Cytokine profile of the CD4⁺ T-cell responses induced with SVX vaccine. Tumor-bearing (TB) mice engrafted s.c with hCT26 (n = 8 per group) were s.c injected with PBS or vaccinated with SVX vaccine (SVX). Tumor-free (TF) were immunized with SVX vaccine (SVX). Two weeks after the last immunization, splenic CD4⁺ T cells were cell sorted by magnetic beads. CD4⁺ T cells (2 × 10⁵) were then co-cultured with BM-DC (5 × 10⁴) pulsed with medium or the pool of SVX peptides. Cytokine productions were measured by Luminex assay performed on the supernatant after 24 h (A) or 48 h (B) of culture.
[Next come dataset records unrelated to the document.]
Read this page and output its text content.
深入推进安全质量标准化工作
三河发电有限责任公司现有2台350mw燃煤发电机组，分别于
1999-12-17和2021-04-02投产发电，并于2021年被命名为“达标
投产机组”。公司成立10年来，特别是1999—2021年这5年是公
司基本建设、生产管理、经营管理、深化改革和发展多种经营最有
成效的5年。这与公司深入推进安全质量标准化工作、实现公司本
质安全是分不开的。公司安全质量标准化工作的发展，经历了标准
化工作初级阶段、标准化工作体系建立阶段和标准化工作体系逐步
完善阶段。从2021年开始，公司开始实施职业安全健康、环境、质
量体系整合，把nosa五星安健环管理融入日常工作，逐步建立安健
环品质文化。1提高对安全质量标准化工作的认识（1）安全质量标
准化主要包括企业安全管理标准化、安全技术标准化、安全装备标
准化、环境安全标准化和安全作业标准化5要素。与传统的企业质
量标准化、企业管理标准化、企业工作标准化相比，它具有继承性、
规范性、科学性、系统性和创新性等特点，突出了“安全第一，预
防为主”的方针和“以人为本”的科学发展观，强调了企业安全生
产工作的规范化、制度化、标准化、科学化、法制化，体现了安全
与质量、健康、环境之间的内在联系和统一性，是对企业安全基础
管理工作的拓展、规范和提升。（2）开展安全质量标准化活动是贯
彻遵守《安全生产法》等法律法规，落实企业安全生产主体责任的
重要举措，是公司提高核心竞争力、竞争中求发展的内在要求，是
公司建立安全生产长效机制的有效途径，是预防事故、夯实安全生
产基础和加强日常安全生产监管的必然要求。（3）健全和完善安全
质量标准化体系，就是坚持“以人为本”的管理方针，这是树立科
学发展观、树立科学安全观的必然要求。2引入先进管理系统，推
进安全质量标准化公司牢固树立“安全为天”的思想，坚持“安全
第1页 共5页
Data are mean ± SEM of 8 mice per group with *P < 0.05, **P < 0.01, and ***P < 0.001.

Figure 6

Impact of SVX vaccine on frequencies and phenotype of T-cell subsets both among splenocytes and TIL. (A–E) Groups of mice were the same as Figure 5. Two weeks after the last immunization, the spleen (C) and the tumor (D) were harvested, the immune cells were isolated, and the percentages of CD4⁺ Tconv, CD8⁺ T cells, and CD4⁺ FoxP3⁺ Treg cells were evaluated in each individual mouse by flow cytometry. (A) Dot plots show the strategy of gating to obtain the percentages of each population. (B) Dot plots show an example of percentage of each population recovered in TIL from TB mice vaccinated or not with SVX. The expression of different cell surface markers was also assessed in the different populations of T cells isolated from the tumor (E). (C,D) (Left panels) Data are presented as means of percentage of cells ± SEM of 16 mice per group from two independent experiments. (C,D) (Right panels) The ratios of CD4⁺ Tconv/Treg and CD8/Treg of splenic (C) and TIL (D) were calculated for each individual mouse. Data are presented as means of ratios ± SEM of 16 mice per group from two independent experiments. **P < 0.01 and ***P < 0.001.